Protect yourself, your family, and your loved ones with preventative estate planning to incorporate Powers of Attorneys, Trusts, Wills, or other legal documents particularly suited to your needs.

And certainly, if you suspect abuse, speak up.  Contact information to report suspected abuse in Oregon was previously posted on this blog.   

Too Good to be True?

The Portland Business Journal recently reported that Tony and Micaela Dutson were sentenced to 10 years for a tax-avoidance scheme. I represented clients that were sucked in by the Dutsons, so I am unfortunately familiar with their scheme.

The Dutsons made quite a bit of money selling abusive tax trusts. Not only did my clients pay these fees, they paid quite a bit more in penalties, interest, and attorney fees to unwind what the Dutsons had done to them. 

You may be thinking that the old adage, “if it sounds too good to be true, it probably is,” may apply here. However, there are many sophisticated tax planning ideas that my clients could have used that are perfectly legitimate to avoid paying more than their share of taxes as required under the law. Some of these ideas do sound too good to be true, but they work nonetheless.
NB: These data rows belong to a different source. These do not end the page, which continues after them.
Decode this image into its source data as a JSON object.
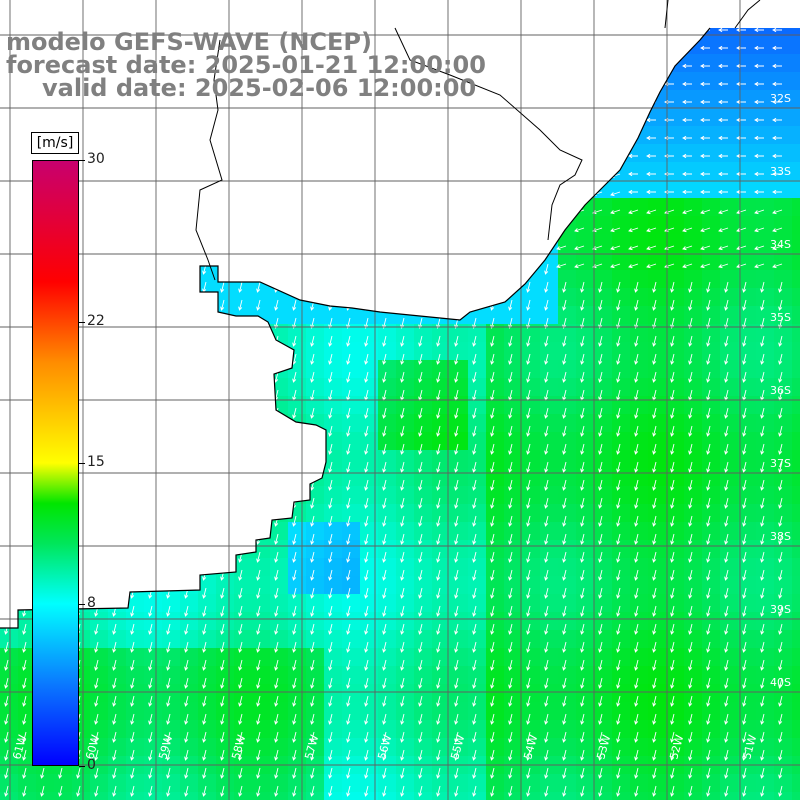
{
  "title": {
    "line1": "modelo GEFS-WAVE (NCEP)",
    "line2": "forecast date: 2025-01-21 12:00:00",
    "line3": "valid date: 2025-02-06 12:00:00"
  },
  "colorbar": {
    "unit": "[m/s]",
    "min": 0,
    "max": 30,
    "tick_labels": [
      "30",
      "22",
      "15",
      "8",
      "0"
    ],
    "tick_values": [
      30,
      22,
      15,
      8,
      0
    ],
    "colors": [
      "#0000ff",
      "#0a78ff",
      "#00ffff",
      "#00e65a",
      "#00e600",
      "#ffff00",
      "#ff8c00",
      "#ff0000",
      "#c8006e"
    ],
    "color_stops": [
      0,
      4,
      8,
      11,
      13,
      15,
      20,
      24,
      30
    ]
  },
  "map": {
    "lon_range": [
      -62,
      -51
    ],
    "lat_range": [
      -41,
      -30
    ],
    "lat_labels": [
      "32S",
      "33S",
      "34S",
      "35S",
      "36S",
      "37S",
      "38S",
      "39S",
      "40S"
    ],
    "lon_labels": [
      "61W",
      "60W",
      "59W",
      "58W",
      "57W",
      "56W",
      "55W",
      "54W",
      "53W",
      "52W",
      "51W"
    ],
    "graticule_color": "#606060",
    "coast_color": "#000000",
    "arrow_color": "#ffffff"
  }
}
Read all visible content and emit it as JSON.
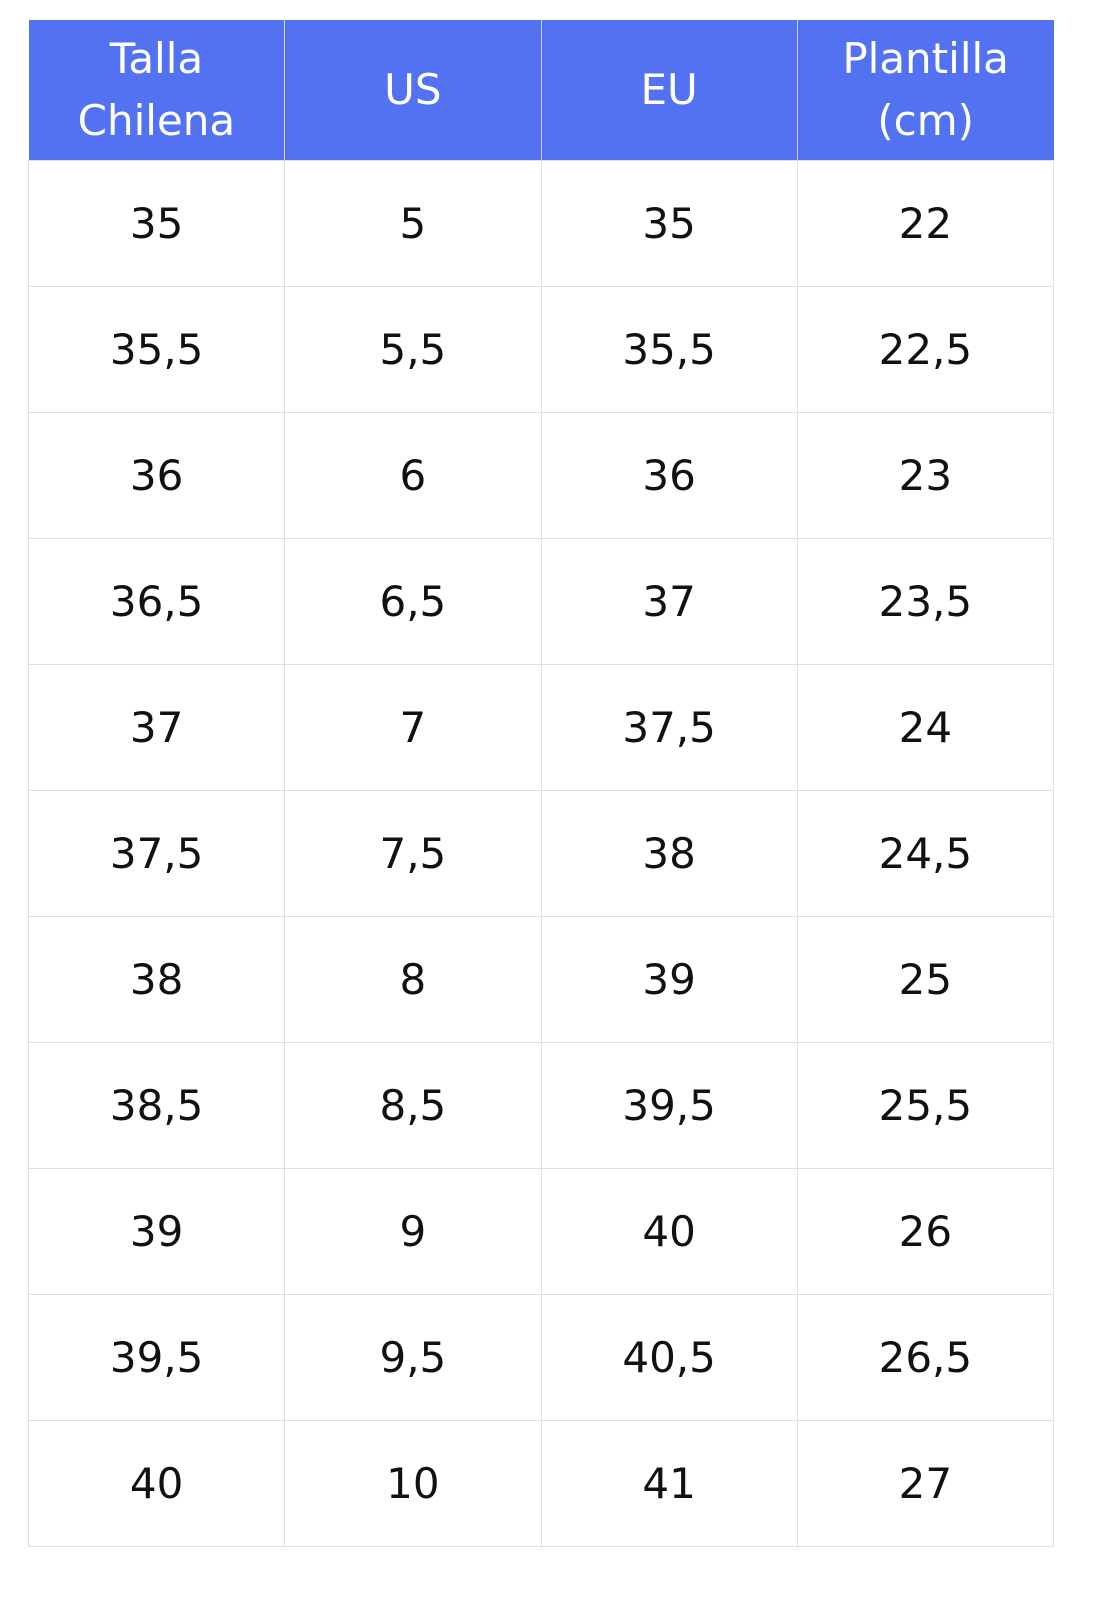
{
  "colors": {
    "header_bg": "#5272f2",
    "header_text": "#ffffff",
    "cell_text": "#111111",
    "grid": "#e0e0e0"
  },
  "headers": [
    "Talla Chilena",
    "US",
    "EU",
    "Plantilla (cm)"
  ],
  "rows": [
    [
      "35",
      "5",
      "35",
      "22"
    ],
    [
      "35,5",
      "5,5",
      "35,5",
      "22,5"
    ],
    [
      "36",
      "6",
      "36",
      "23"
    ],
    [
      "36,5",
      "6,5",
      "37",
      "23,5"
    ],
    [
      "37",
      "7",
      "37,5",
      "24"
    ],
    [
      "37,5",
      "7,5",
      "38",
      "24,5"
    ],
    [
      "38",
      "8",
      "39",
      "25"
    ],
    [
      "38,5",
      "8,5",
      "39,5",
      "25,5"
    ],
    [
      "39",
      "9",
      "40",
      "26"
    ],
    [
      "39,5",
      "9,5",
      "40,5",
      "26,5"
    ],
    [
      "40",
      "10",
      "41",
      "27"
    ]
  ]
}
The trick is finding competent counsel who will not lead you astray.  Micaela Dutson was an attorney, and had her certificate hung on the wall of her office showing she was a member of the Oregon State Bar. So what is a client to do? 

A client should not rely on any one professional when dealing with sophisticated tax planning. If your attorney has an idea for you, run it by your CPA. If your CPA thinks you should set up a trust, or move money offshore, ask your tax lawyer his or her opinion.

You may think this is just a ruse to get you to pay more fees by asking two professionals rather than just one, but I can tell you that as a matter of fact, I make much more money on cleaning up the messes others get into than on putting my clients into the tax planning strategies that I come up with.